P.A : Quel rôle a eu le JDR dans votre parcours d’écrivain ?
JLB : Il est essentiel. Fondateur. Le JdR, c’est l’école de l’écriture, de la construction, de la rigueur… et de la réactivité, aussi. On reconnaît les auteurs issus du milieu : ils ne se plaignent pas d’avoir du boulot, même en retard (surtout en retard, car on ne perd pas les bonnes habitudes). Et ils savent passer d’un projet à l’autre, en variant les plaisirs. La critique récurrente, à propos de Hurlements, c’était « très bon jeu, très original… mais trop littéraire ». Je me suis dit que finalement, l’écriture m’emballait bien plus que la création de tableaux à double entrée. Et puis les rencontres, via les salons, m’ont ouvert la voie. Il y a eu Serge Brussolo, le « Maître », qui m’a ouvert la voie et prodigué de précieux conseils, et bien d’autres. L’expérience chez les « professionnels » du JdR m’a appris à rester sur mes gardes, à faire le tri dans mes « amitiés ». J’ai aujourd’hui des amis dans l’édition… qui le sont également dans la vie. Un vraie bande, issue du thriller ou du fantastique adultes, de la littérature générale ou de la littérature jeunesse, qui partage, s’entraide et se félicite du succès des uns et des autres. Un autre monde, en somme.
P.A : Quel regard portez-vous sur le jeu de rôle actuel ?
JLB : Je ne suis plus concerné par tout ça. Le peu que j’en vois (j’ai un fils de 18 ans qui s’y met avec ses amis) c’est que le jeu s’est professionnalisé, qu’une ou deux maisons règnent et que c’est devenu encore plus compliqué pour les « petits » d’exister. Dans le même temps, les produits proposés sont qualitativement irréprochables. Sans vouloir tomber dans le « c’était mieux avant », je regrette cette période de « découverte » des années 80. Aujourd’hui, tout ça s’est rationalisé au maximum.
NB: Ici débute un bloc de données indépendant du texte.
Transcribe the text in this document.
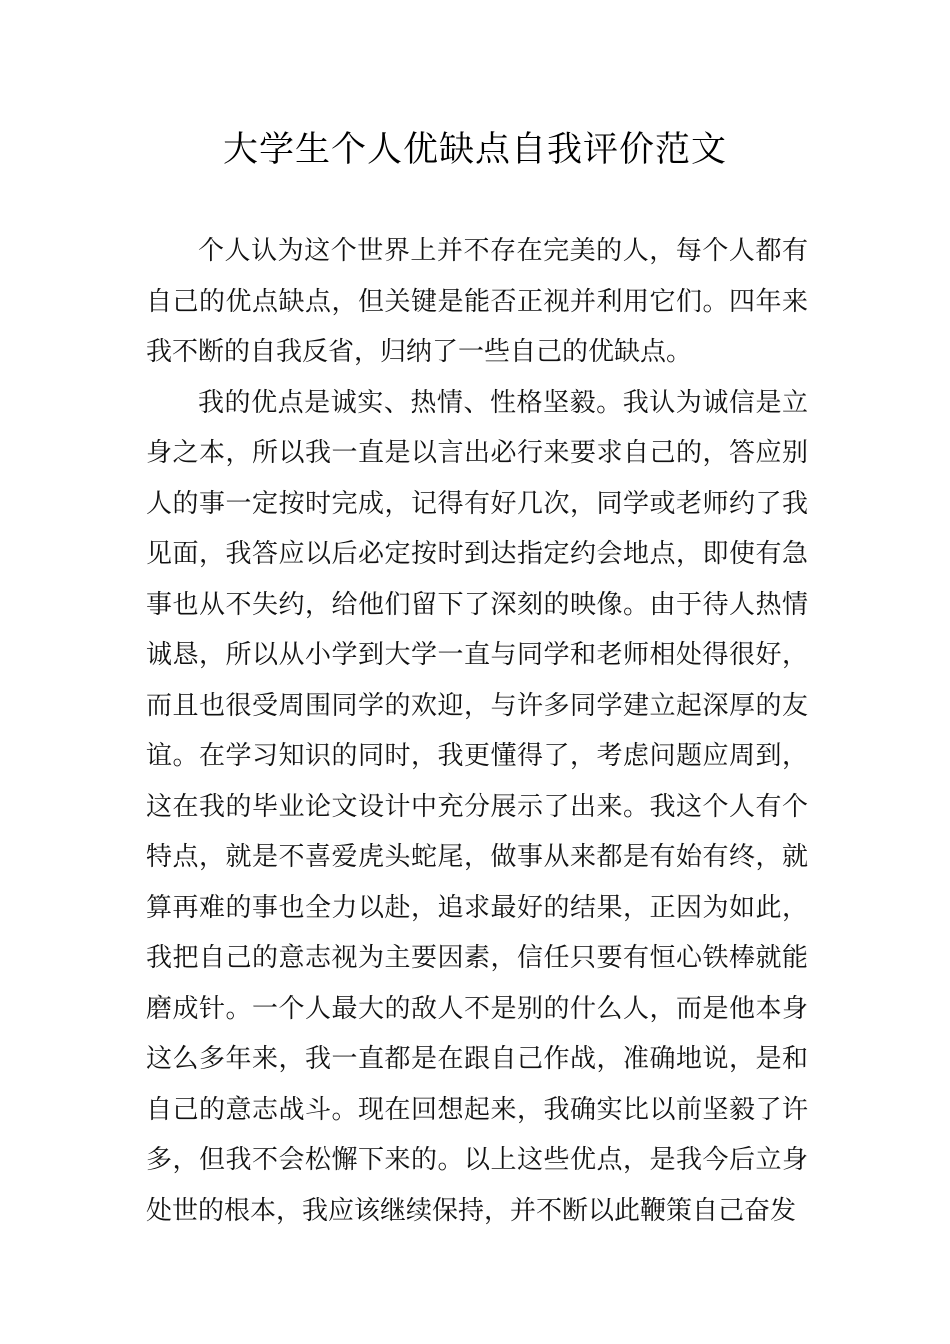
大学生个人优缺点自我评价范文

个人认为这个世界上并不存在完美的人，每个人都有自己的优点缺点，但关键是能否正视并利用它们。四年来我不断的自我反省，归纳了一些自己的优缺点。

我的优点是诚实、热情、性格坚毅。我认为诚信是立身之本，所以我一直是以言出必行来要求自己的，答应别人的事一定按时完成，记得有好几次，同学或老师约了我见面，我答应以后必定按时到达指定约会地点，即使有急事也从不失约，给他们留下了深刻的映像。由于待人热情诚恳，所以从小学到大学一直与同学和老师相处得很好，而且也很受周围同学的欢迎，与许多同学建立起深厚的友谊。在学习知识的同时，我更懂得了，考虑问题应周到，这在我的毕业论文设计中充分展示了出来。我这个人有个特点，就是不喜爱虎头蛇尾，做事从来都是有始有终，就算再难的事也全力以赴，追求最好的结果，正因为如此，我把自己的意志视为主要因素，信任只要有恒心铁棒就能磨成针。一个人最大的敌人不是别的什么人，而是他本身这么多年来，我一直都是在跟自己作战，准确地说，是和自己的意志战斗。现在回想起来，我确实比以前坚毅了许多，但我不会松懈下来的。以上这些优点，是我今后立身处世的根本，我应该继续保持，并不断以此鞭策自己奋发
Et le rationnel est l’ennemi du passionnel.
P.A : Pourquoi avoir arrêté de créer pour le JDR ?
JLB : Parce qu’il arrive un âge ou le travail remplace les petits boulots. Aujourd’hui, l’écriture est toujours ma passion mais – pour reprendre le slogan d’une défunte maison d’édition – d’une passion, j’ai fait un métier. Et très honnêtement, j’ai aujourd’hui beaucoup, beaucoup plus de lecteurs qu’au joyeux temps du JdR. J’ai toujours une tendresse particulière pour certains univers visités, j’ai glissé ça et là quelques hommages, mais je ne regrette pas une seconde d’être passé à cette écriture-là. Et rien n’empêche les joueurs de puiser dans mes livres quelques inspirations pour leurs scénarios.
P.A : Seriez-vous favorable à une réédition de Hurlements ?
JLB : J’ai songé un moment à faire quelque chose pour les 20 ans du jeu. Mais c’est non, désolé. Si Hurlements revit un jour, ce sera sous la forme de romans, ou d’albums illustrés. J’y travaille.